Additionally, Patterson did comment that SE Louisiana was running plays and formations that they hadn't showed on tape in the first half, and the defense did make solid adjustments in the second half, but the number of opportunities the Lions had was worrying and more about the calls than the players. Finally, Devonte Fields was keeping contain instead of rushing the passer against Tech, and I don't know of any world where that seems like the best use of the reigning defensive MVP. I think the best Patterson defenses have been the ones that have been more aggressive, so I'd really like to see more of it the rest of the season. All that said, Patterson is the best defensive coach in the business and if I asked him about the concerns I've had with the playcalling I'm sure he'd have the answers.
Punting: Ethan Perry
Color me disappointed with Perry's performance so far this year. Last year Perry took over for the crowd favorite fat guy punter Anson Kelton without any noticeable decline in performance. There were occasional shanks, but by and large Perry brought the leg and gave fans hopes that he could be an all-conference or even all-American level punter given time. Sadly, the shanks have been a bit more frequent and damaging through the early part of this year and Perry simply hasn't been reversing the field as he did so often as a Freshman. Perry's punting average is down from 44 yards to 38 yards per attempt, which is average at best, so Perry gets an average grade, but he's still my pick for most likely to improve his performance as the season goes on.
Kicker: Jaden Oberkrom
Possibly the best performer on the team without dreadlocks? Oberkrom has been booming kicks through the end zone, has gone 4/5 on field goals, with the lone miss being a 55 yard attempt and has been perfect on extra points. All of those confidence issues we saw late last season seem to be behind him as Oberkrom has been absolutely fantastic so far to the point where there's not much to say about it. Keep up the good work!
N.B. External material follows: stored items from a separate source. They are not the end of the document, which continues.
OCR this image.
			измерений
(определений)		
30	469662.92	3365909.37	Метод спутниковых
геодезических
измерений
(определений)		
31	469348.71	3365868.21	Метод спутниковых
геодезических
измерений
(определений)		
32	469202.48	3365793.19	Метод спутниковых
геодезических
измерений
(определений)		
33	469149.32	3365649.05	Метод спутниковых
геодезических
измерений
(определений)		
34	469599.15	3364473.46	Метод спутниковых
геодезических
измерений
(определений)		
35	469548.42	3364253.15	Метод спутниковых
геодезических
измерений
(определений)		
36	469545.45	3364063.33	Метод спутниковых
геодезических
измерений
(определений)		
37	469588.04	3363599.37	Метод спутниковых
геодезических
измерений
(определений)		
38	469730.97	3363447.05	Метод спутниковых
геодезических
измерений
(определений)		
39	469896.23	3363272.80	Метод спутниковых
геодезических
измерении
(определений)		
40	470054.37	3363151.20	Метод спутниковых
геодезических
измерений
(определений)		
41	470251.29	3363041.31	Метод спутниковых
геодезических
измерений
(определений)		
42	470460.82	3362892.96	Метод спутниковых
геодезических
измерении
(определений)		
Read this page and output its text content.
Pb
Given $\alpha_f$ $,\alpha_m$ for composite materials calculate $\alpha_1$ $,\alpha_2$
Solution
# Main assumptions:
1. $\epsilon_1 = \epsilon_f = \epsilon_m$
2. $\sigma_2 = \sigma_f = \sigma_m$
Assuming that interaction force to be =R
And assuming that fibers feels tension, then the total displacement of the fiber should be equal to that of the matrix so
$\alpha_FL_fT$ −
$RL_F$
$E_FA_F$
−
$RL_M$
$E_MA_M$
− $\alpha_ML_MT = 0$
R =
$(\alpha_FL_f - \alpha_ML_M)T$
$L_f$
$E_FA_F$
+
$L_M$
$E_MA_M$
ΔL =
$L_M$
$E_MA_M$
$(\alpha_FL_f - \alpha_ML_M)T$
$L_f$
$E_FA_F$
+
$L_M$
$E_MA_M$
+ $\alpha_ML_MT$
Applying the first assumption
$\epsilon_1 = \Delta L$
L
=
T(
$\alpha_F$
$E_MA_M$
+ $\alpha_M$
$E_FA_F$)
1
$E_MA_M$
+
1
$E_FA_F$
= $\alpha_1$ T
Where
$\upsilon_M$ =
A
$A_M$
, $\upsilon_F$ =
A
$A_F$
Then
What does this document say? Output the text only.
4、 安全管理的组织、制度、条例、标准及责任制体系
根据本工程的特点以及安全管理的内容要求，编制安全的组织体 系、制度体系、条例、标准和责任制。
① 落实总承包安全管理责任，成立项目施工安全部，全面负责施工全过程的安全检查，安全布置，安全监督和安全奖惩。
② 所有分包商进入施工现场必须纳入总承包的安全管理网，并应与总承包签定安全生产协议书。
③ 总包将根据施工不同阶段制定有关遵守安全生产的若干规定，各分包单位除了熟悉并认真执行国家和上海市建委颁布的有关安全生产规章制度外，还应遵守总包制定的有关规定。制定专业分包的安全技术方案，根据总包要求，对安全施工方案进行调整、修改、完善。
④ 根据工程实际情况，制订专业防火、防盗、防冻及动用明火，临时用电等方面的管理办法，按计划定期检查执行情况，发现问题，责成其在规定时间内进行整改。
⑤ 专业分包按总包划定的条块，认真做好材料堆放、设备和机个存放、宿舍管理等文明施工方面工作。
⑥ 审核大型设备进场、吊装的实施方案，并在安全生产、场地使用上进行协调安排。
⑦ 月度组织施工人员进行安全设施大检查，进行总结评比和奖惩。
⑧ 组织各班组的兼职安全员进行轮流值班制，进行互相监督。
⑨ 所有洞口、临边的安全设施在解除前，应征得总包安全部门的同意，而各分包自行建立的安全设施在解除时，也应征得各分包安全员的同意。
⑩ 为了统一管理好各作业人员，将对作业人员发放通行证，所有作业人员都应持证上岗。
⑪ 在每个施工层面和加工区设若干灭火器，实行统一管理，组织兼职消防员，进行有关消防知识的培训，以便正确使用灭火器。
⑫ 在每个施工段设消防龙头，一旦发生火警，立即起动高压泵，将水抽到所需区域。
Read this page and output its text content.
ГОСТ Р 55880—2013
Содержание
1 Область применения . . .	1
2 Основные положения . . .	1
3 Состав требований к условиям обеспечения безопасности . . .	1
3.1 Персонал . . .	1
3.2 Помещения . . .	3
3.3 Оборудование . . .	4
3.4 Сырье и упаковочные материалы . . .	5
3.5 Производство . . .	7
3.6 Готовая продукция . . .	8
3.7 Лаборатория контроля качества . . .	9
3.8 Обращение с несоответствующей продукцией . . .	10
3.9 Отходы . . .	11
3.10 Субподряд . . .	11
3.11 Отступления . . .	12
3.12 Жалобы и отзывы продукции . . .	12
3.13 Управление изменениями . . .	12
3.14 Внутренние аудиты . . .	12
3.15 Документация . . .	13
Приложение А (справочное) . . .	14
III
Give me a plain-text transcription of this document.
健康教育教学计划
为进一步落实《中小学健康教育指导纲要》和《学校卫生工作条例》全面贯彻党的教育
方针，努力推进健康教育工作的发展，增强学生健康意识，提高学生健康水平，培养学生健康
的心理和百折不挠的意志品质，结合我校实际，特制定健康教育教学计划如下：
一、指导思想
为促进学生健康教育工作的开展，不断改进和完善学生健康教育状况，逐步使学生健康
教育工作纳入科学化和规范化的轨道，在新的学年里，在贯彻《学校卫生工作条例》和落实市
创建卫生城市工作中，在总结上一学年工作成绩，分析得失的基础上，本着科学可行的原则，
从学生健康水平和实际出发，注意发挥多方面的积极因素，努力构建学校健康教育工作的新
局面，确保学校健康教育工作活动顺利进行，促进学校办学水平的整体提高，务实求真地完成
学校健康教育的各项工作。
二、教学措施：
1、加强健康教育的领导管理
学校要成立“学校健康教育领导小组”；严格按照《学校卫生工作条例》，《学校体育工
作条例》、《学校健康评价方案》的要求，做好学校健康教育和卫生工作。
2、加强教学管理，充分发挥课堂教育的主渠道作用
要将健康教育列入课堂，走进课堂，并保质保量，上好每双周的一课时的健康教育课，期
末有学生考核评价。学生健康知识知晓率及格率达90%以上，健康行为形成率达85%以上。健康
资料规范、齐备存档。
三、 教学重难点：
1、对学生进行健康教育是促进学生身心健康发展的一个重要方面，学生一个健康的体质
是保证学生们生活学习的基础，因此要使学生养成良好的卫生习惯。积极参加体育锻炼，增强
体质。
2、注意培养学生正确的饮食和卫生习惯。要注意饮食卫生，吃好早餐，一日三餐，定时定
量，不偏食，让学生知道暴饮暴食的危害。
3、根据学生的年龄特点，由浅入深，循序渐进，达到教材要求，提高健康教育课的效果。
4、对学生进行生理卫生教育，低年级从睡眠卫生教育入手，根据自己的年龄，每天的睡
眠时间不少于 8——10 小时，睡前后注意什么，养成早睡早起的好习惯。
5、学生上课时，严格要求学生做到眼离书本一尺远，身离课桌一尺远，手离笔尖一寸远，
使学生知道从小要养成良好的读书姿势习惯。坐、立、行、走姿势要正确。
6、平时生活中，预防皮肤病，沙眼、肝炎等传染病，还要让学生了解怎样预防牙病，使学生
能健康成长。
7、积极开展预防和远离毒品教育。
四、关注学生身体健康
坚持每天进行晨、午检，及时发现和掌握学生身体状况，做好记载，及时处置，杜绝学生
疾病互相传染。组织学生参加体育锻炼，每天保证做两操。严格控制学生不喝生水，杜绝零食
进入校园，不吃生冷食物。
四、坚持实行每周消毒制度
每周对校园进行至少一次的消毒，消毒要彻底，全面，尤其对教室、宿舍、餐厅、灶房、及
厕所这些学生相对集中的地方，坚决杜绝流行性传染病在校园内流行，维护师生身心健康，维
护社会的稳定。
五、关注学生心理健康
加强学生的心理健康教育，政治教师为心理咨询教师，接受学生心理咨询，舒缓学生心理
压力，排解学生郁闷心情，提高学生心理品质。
Kick Returner: Waymon James, Brandon Carter, B.J. Catalon
This should really split between an A+ for Catalon, a solid B for Waymon James and a D for Brandon Carter. As you'll remember, Carter's fumble was the first turning point in the LSU game, ensuring the TCU defense remained on the field for the majority of the first quarter before the offense even got ahold of the ball, while Catalon's return for a touchdown helped spark the rally that got TCU into the game. Beyond that, the return game has been above average but nothing too spectacular.
Punt Returner: Brandon Carter
Yes, he had a couple of good returns against Tech, but he also pulled a Skye in fumbling an early punt against Tech. We recovered it succesfully, but after Skye Dawson's 2012 I did not need a reminder that returners can fumble punts so early in my 2013 football season. I generally don't ask much from my punt returners, but I stick to the three rules: Don't field a punt behind the ten yard line, don't field a punt over your shoulder and don't ever muff a punt. Carter can run a punt in for a touchdown every game from here on in, but I'm still going to have my heart in my throat when the opposition punts.